20年以上に渡り文具店で見かける「試し書き用紙」を蒐集し続けてきたアーティスト、シャルル・ムンカ。その試し書きをサンプリングとリミックスを経て作品化した展覧会「Tameshigaki(lignes de vies)」が東京・渋谷の「INS Studio」で開催される。会期は6月30日〜7月16日。

佐渡島にあるシャルル・ムンカのスタジオ

 東京・渋谷の「INS Studio」で、シャルル・ムンカ(Charles Munka)の個展「Tameshigaki(lignes de vies)」が開催される。会期は6月30日〜7月16日。

フランスにあるシャルル・ムンカのスタジオ

 ムンカはフランス・リヨン生まれ。2000 年にフランスを離れ、東京、上海、香港を経て、2018年から新潟・佐渡市を拠点に制作を続けている。ムンカは世界各国を旅しながら、20年以上に渡り文具店で見かける「試し書き用紙」を蒐集し続けてきた。

シャルル・ムンカ、佐渡島の文房具店にて

 香港で活動していた当時のムンカは、具体美術協会のメンバーとして活動した画家の堀尾貞治(1939〜2018)の「あたりまえの日常生活と美術活動を共鳴させる姿勢」に触発され、オイルスティックを求めて街に数軒しかない画材店を探すのではなく、文具を画材に使うという考えに至る。身近に存在する事務用品店に足を運ぶようになったムンカは、タイプライター用のカーボン紙を用いて、路上で拓本をとり、作品の制作を行うようになった。

佐渡島にあるシャルル・ムンカのスタジオ

 以降、日常や身の回りの取るに足らないことを創作テーマとする姿勢は、ムン化のスタイルとして定着していく。佐渡に移住したムンカは、これまで拓本を通して向き合ってきたトレース表現を軸に試みを続け、他人が残した絶対に捨てられてしまうであろう判別不能な印である「試し書き」の存在に着目。実在の場所に根ざしながらも、まったく別の世界を描く「Tameshigaki」として作品を成立させた。

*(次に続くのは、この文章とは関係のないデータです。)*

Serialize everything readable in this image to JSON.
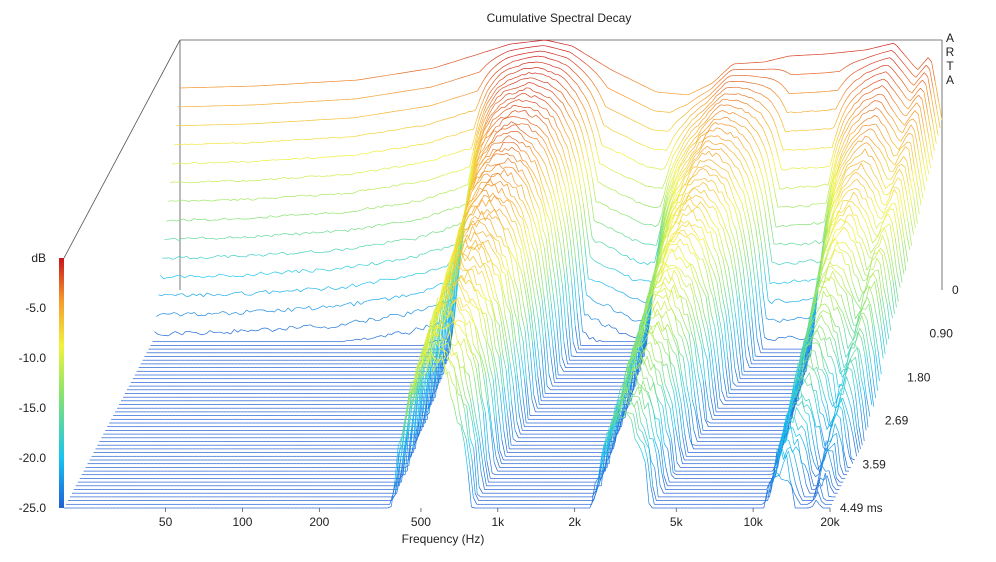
{
  "chart_data": {
    "type": "waterfall",
    "title": "Cumulative Spectral Decay",
    "watermark": "ARTA",
    "xlabel": "Frequency (Hz)",
    "x_scale": "log",
    "xlim": [
      20,
      20000
    ],
    "x_ticks": [
      {
        "value": 50,
        "label": "50"
      },
      {
        "value": 100,
        "label": "100"
      },
      {
        "value": 200,
        "label": "200"
      },
      {
        "value": 500,
        "label": "500"
      },
      {
        "value": 1000,
        "label": "1k"
      },
      {
        "value": 2000,
        "label": "2k"
      },
      {
        "value": 5000,
        "label": "5k"
      },
      {
        "value": 10000,
        "label": "10k"
      },
      {
        "value": 20000,
        "label": "20k"
      }
    ],
    "zlabel": "dB",
    "zlim": [
      -25,
      0
    ],
    "z_ticks": [
      {
        "value": -5,
        "label": "-5.0"
      },
      {
        "value": -10,
        "label": "-10.0"
      },
      {
        "value": -15,
        "label": "-15.0"
      },
      {
        "value": -20,
        "label": "-20.0"
      },
      {
        "value": -25,
        "label": "-25.0"
      }
    ],
    "time_unit": "ms",
    "time_ticks": [
      {
        "value": 0,
        "label": "0"
      },
      {
        "value": 0.9,
        "label": "0.90"
      },
      {
        "value": 1.8,
        "label": "1.80"
      },
      {
        "value": 2.69,
        "label": "2.69"
      },
      {
        "value": 3.59,
        "label": "3.59"
      },
      {
        "value": 4.49,
        "label": "4.49 ms"
      }
    ],
    "slice_count": 60,
    "colormap": [
      "#1f5fd6",
      "#18c4f0",
      "#86e36f",
      "#f2f23c",
      "#f59b2c",
      "#c8141a"
    ],
    "response_at_t0": [
      {
        "f": 20,
        "db": -4.8
      },
      {
        "f": 40,
        "db": -4.6
      },
      {
        "f": 100,
        "db": -4.0
      },
      {
        "f": 200,
        "db": -2.8
      },
      {
        "f": 300,
        "db": -1.4
      },
      {
        "f": 400,
        "db": -0.4
      },
      {
        "f": 550,
        "db": 0
      },
      {
        "f": 700,
        "db": -0.6
      },
      {
        "f": 1000,
        "db": -3.0
      },
      {
        "f": 1500,
        "db": -5.2
      },
      {
        "f": 2000,
        "db": -5.5
      },
      {
        "f": 2500,
        "db": -4.3
      },
      {
        "f": 3000,
        "db": -2.4
      },
      {
        "f": 4000,
        "db": -2.2
      },
      {
        "f": 5000,
        "db": -1.6
      },
      {
        "f": 7000,
        "db": -1.4
      },
      {
        "f": 10000,
        "db": -1.0
      },
      {
        "f": 13000,
        "db": -0.3
      },
      {
        "f": 16000,
        "db": -3.0
      },
      {
        "f": 18000,
        "db": -1.5
      },
      {
        "f": 20000,
        "db": -8.0
      }
    ],
    "resonances": [
      {
        "f": 550,
        "decay_ms": 2.6
      },
      {
        "f": 3000,
        "decay_ms": 2.0
      },
      {
        "f": 13000,
        "decay_ms": 1.3
      },
      {
        "f": 18000,
        "decay_ms": 1.2
      }
    ],
    "noise_floor_db": -25
  }
}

 本展では、ペンや鉛筆などの「試し書き」として他人が残した線、文字や記号、絵などのモチーフをサンプリング、リミックスすることで新たに組み上げた作品シリーズ「Tameshigaki(lignes de vies)」を初公開。30 点を超える大小の新作ペインティングと、大型のインスタレーションからなる新作個展となる。

 なお、本展はザ・コンランショップ 代官山店でも同時期開催され、さらに作品替えの後、7月28日から「i GALLERY OSAKA」(大阪)への巡回を予定している。